We thought it would be interesting to compare a few of the full-size .45s guns our friend looked at, to see if we’d come up with the same choice, or another. One was the full-size Springfield “Loaded” Model 1911-A1, $565.
Our recommendation: With a list price of only $565, the Springfield had the most to offer, in our opinion. Its all-steel construction and good looks were matched by a perfect trigger pull and outstanding accuracy with all loads, plus complete reliability. It’s our first choice.
The strikingly attractive Springfield had fully checkered wood stocks and a high polish to the sides of its blued receiver and action. The slide top and the rest of the gun was matte black. There were no plastic parts on this gun. It had a long aluminum Videki trigger, a beveled magazine well, extended safety, a skeletonized Commander-style hammer, a Novak rear sight and a highly visible front sight. The gun had a flat steel mainspring housing with vertical serrations. The beavertail grip safety had a big, hand-filling bump on the bottom, which we liked a lot. The Springfield came in a fitted plastic storage/carry case with a spare magazine, cleaning rod, and full instructions. Although it looked great, the Springfield front sight was not dovetailed into the slide.
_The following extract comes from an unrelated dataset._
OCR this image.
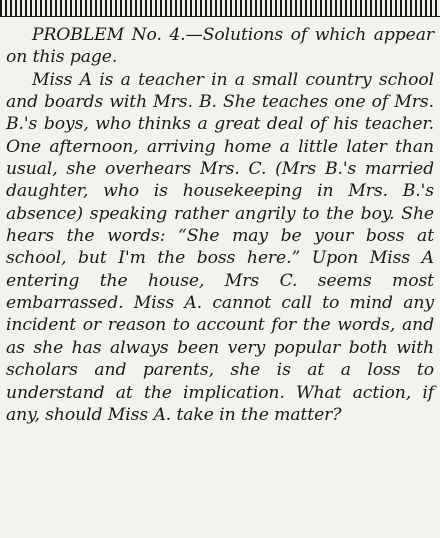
PROBLEM No. 4.—Solutions of which appear on this page.

Miss A is a teacher in a small country school and boards with Mrs. B. She teaches one of Mrs. B.'s boys, who thinks a great deal of his teacher. One afternoon, arriving home a little later than usual, she overhears Mrs. C. (Mrs B.'s married daughter, who is housekeeping in Mrs. B.'s absence) speaking rather angrily to the boy. She hears the words: “She may be your boss at school, but I'm the boss here.” Upon Miss A entering the house, Mrs C. seems most embarrassed. Miss A. cannot call to mind any incident or reason to account for the words, and as she has always been very popular both with scholars and parents, she is at a loss to understand at the implication. What action, if any, should Miss A. take in the matter?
We feel dovetailing is the most foolproof, if not the best-looking, method of attaching a front sight. The Springfield had the now common front slide serrations. The top of the slide permitted easy stovepipe clearing. The Springfield’s feed ramp was highly polished and the chamber throat was widened to ease feeding.
At the range, the Springfield handled all ammo with aplomb. There were no problems whatsoever. Our average five-shot group size was 2.5 inches at 15 yards, and the smallest was 1.4 inches with the Winchester hardball. This gun didn’t like the Speer Lawman 230-grain FMJ, getting a 3.5-inch group as the smallest. We were quite impressed with the Springfield. In spite of its having a half-pound heavier trigger pull than the Kimber, the Springfield’s pull felt lighter. There was absolutely no creep, and overtravel was minimal yet adequate. The gun felt precise.
Of the 1911-style guns, we’d have to go with the Springfield “Loaded” Mo-del 1911-A1, $565, backing our friend Bruce on his decision. We like all-steel guns, and we like perfect trigger pulls, and we like good-looking guns. The Springfield had all those qualities packed into a reliable and accurate handgun. We’d pick the Kim-ber Classic Model Custom, $657, a very close second, but would avoid the Colt M1991A1 Series 80, $556, because of all the items it ought to have, but doesn’t.